Zele belonged under the Ancient Regime to the German abbey of Werden, founded by Ludger. A Friesian monk, Ludger (c. 742-809), was the first Bishop of Münster (Germany); in 799, he founded a famous Benedictine abbey in Werden (a former municipality incorporated into Essen in 1929), on the river Ruhr. Charlemagne granted to Ludger the monastery of Lotusa (Leuze, Hainaut, founded by St. Amandus), together with all the parishes and domains that belonged to the monastery; according to the oldest known vita of the saint, written in the first half of the IXth century, the grant occurred in 805. The second and third vitae, also written in the IXth century, present the grant as earlier, short after the return of Ludger from Italy in 787. The historians believe that the earliest dating is the most probable. The name of Zele is not mentioned in this text, but several street and hamlet names of Zele are listed in a register from the abbey of Werden, dated from the late XIth century or early XIIth century. A fourth vita of Ludger, released between 1125 and 1140; says that Charlemagne, short after the death of Ludger, transferred the royal domain of Zele, located between the rivers Schelde and Durme, together with the neighbouring woods and the church rights to the abbey of Werden.
The abbey of Werden founded a provostship in Zele, with a farm and
stables, which was named by the villagers Ludthuysen (Ludgerushuizen,
"Ludger's estate"). When this provostship was founded is not known,
neither is the year of building of the oldest chapel in Zele. In 1183,
the Bishop of Tournai transferred the rights on the church of Zele to the St. Bavo abbey in Ghent, but the abbot of Werden protested: after
11 years of dispute and the mediation of the archbishop of Reims,
Werden was given back its rights on Zele in 1194, which were,
subsequently, confirmed several times by the pope. The "Flemish money",
collected in Zele and Grimbergen, mostly as grain, cattle and flax, was for centuries a main source of income for the abbey of Werden. The autonomy of the provost of Zele was significantly reduced with time; one of the last provosts of Zele, Johann von Limburg, was sentenced todeath by Abbot Konrad von Gleichen but the sentence was nullified by the Council of Basle in 1440.
In 1452, during the uprising of Ghent against the Count of Flanders, the provostship of Zele was burned down; the provost and the monks escaped to Werden and never came back. However, the abbey of Werden still ran the village; in 1721, Abbot Theodor Thier offerred wealthy relics of St. Ludgard to the parish church, which were blessed by the Bishop of Ghent and representatives from the abbey of Werden. The rule of the abbey in Zele ended in 1803 with the suppression of the abbey of Werden by the French rulers.
Source: Municipal website - Texts by Pr.
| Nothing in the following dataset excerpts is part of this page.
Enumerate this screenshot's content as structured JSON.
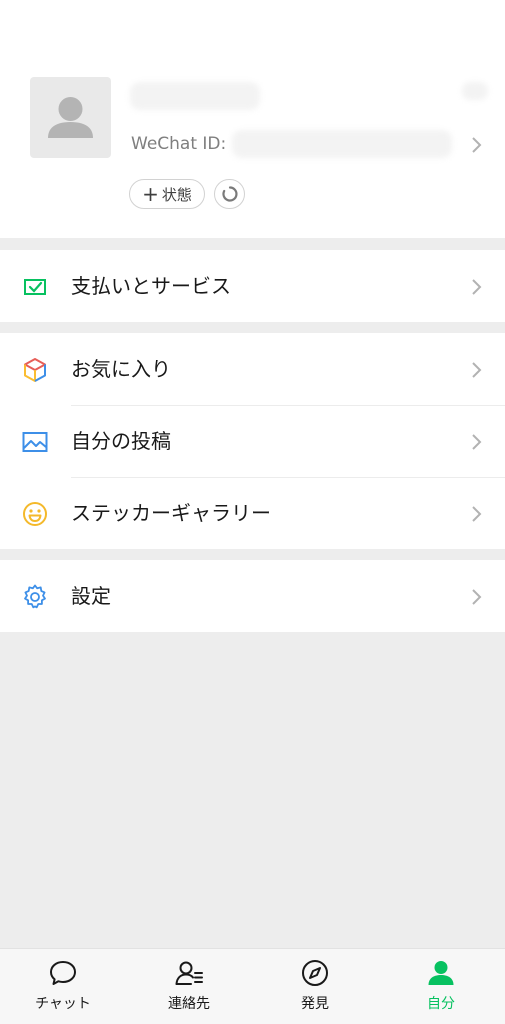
{
  "profile": {
    "wechat_id_label": "WeChat ID: ",
    "status_button": "状態",
    "status_plus": "+"
  },
  "menu": {
    "payments": "支払いとサービス",
    "favorites": "お気に入り",
    "moments": "自分の投稿",
    "stickers": "ステッカーギャラリー",
    "settings": "設定"
  },
  "tabs": [
    {
      "label": "チャット",
      "icon": "chat-bubble-icon"
    },
    {
      "label": "連絡先",
      "icon": "contacts-icon"
    },
    {
      "label": "発見",
      "icon": "compass-icon"
    },
    {
      "label": "自分",
      "icon": "person-icon",
      "active": true
    }
  ],
  "colors": {
    "accent_green": "#07c160",
    "background": "#ededed",
    "favorites_icon": [
      "#e75e58",
      "#fabd32",
      "#3d8fe8"
    ],
    "moments_icon": "#3d8fe8",
    "stickers_icon": "#f4b92b",
    "settings_icon": "#3d8fe8"
  }
}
Dr. Marc Van Uytfanghe
Zele is the birth town of the football goal keeper Filip De Wilde (b. 1956), who played 33 times with the Belgian national team and was champion of Belgium with SK Beveren (1984) and Anderlecht (1991, 1993, 1994, 1995, 2000 and 2001) and winner of the Belgian Cup with SK Beveren (1983) and Anderlecht (1988, 1989 and 1994). He has, unfortunately, remained famous for a big goof against Turkey during the Euro 2000, which yielded him a red card and contributed to the elimination of Belgium.
Ivan Sache, 4 January 2008
The municipal flag of Zele is vertically divided green-yellow-red.
According to Gemeentewapens in België - Vlaanderen en Brussel, the flag was adopted by the Municipal Council on 20 December 1984, confirmed by the Executive of Flanders on 3 June 1985 and published in the Belgian official gazette on 8 July 1986.
The colours of the flag are taken from the municipal arms.
According to Servais, the arms of Zele, granted by (Dutch) Royal Decree on 20 October 1819 and confirmed by (Belgian) Royal Decree on 28 October 1840, are based on a municipal seal dated from the end of the XVIIth century. The arms show on a yellow shield two red, hammer-like tools, used in flax industry, standing on a green terrace. The origin of the colours is not known.